= Windsor Royal railway station =

Proposed train stop in Berkshire, England

Windsor Royal was a proposed railway station in Windsor and part of the Windsor Link Railway, which would have seen Windsor & Eton Riverside and Windsor & Eton Central, replaced by one station which would link to Heathrow Terminal 5.

== Plans==

In June 2013, the company announced that Network Rail had given the green light to go ahead to the next phase of development and seek private investment.

On 11 December 2013, the Royal Borough of Windsor & Maidenhead received 1,423 signatures in support of the project. This resulted in the project being discussed at full council on 25 February 2014. A unanimous motion was passed in support of the project, noting the petition, encouraging WLR to engage in the planning process and looking forward to further submissions.

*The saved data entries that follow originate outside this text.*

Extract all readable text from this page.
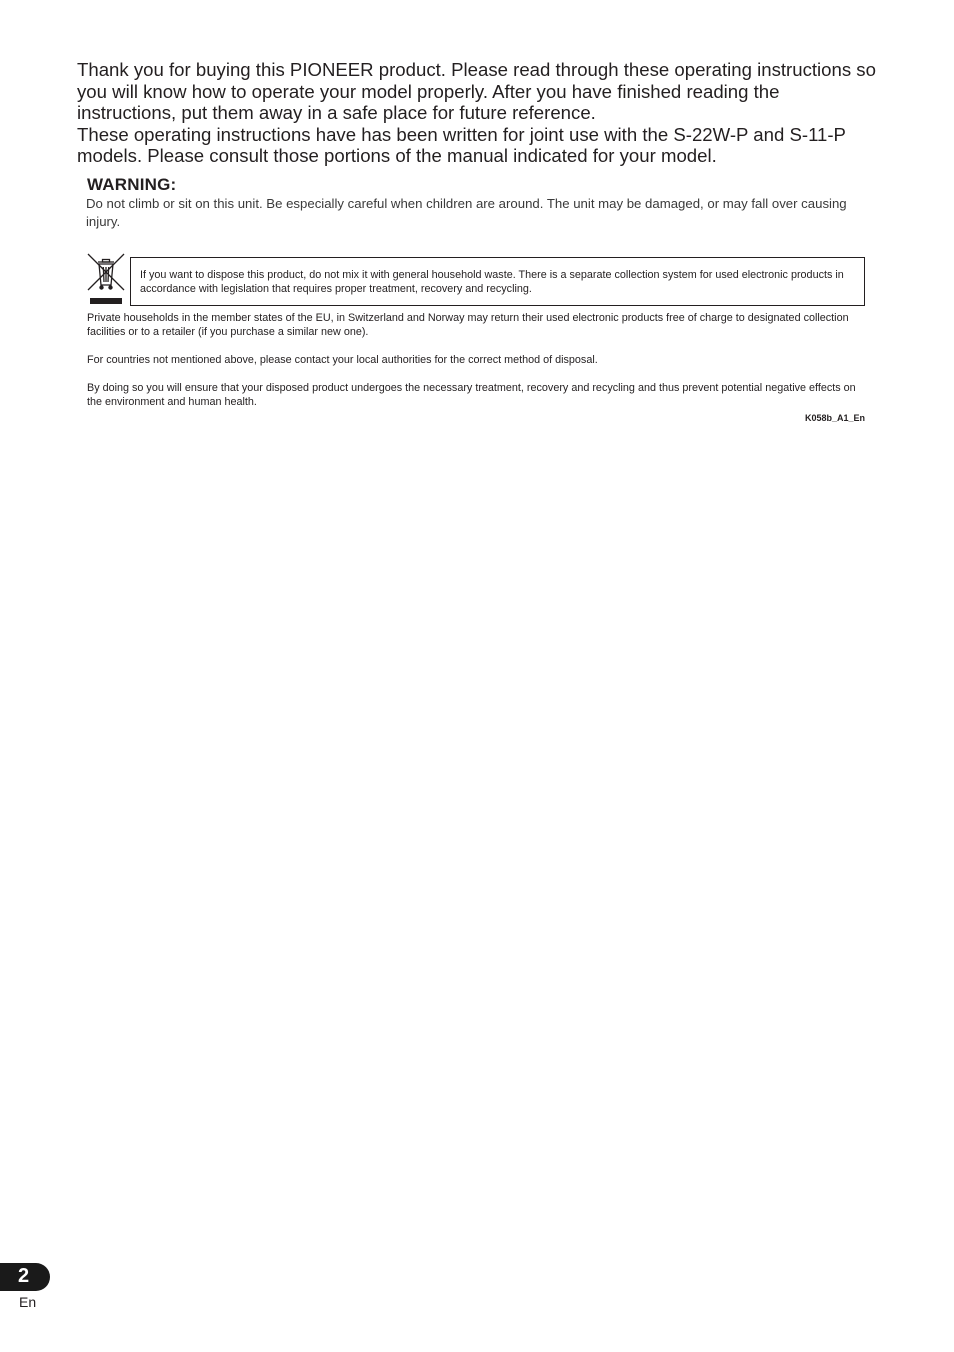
Thank you for buying this PIONEER product. Please read through these operating instructions so you will know how to operate your model properly. After you have finished reading the instructions, put them away in a safe place for future reference.

These operating instructions have has been written for joint use with the S-22W-P and S-11-P models. Please consult those portions of the manual indicated for your model.

WARNING:
Do not climb or sit on this unit. Be especially careful when children are around. The unit may be damaged, or may fall over causing injury.
If you want to dispose this product, do not mix it with general household waste. There is a separate collection system for used electronic products in accordance with legislation that requires proper treatment, recovery and recycling.
Private households in the member states of the EU, in Switzerland and Norway may return their used electronic products free of charge to designated collection facilities or to a retailer (if you purchase a similar new one).
For countries not mentioned above, please contact your local authorities for the correct method of disposal.
By doing so you will ensure that your disposed product undergoes the necessary treatment, recovery and recycling and thus prevent potential negative effects on the environment and human health.
K058b_A1_En
2
En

In August 2014, WLR announced that it had retained Turner & Townsend to run a competition to select an investment partner.

In November 2014, a working group of the local planning authority, the Royal Borough of Windsor & Maidenhead, recommended support of the proposals in the borough local plan, provided no substantial harm to heritage assets was verified. This was confirmed by the borough's cabinet on 26 February 2015.

Also, the local neighbourhood plan included the associated regeneration of the Windsor riverside area in its 'vision day'. The Windsor Observer reported on 31 July 2015 that plans for a public consultation on the Windsor Link Railway had been delayed. This was to allow the rail link to be considered in the wider context of a "Windsor regeneration project".

The WLR plans to link the two stations were rejected in early December 2018 by the Department for Transport.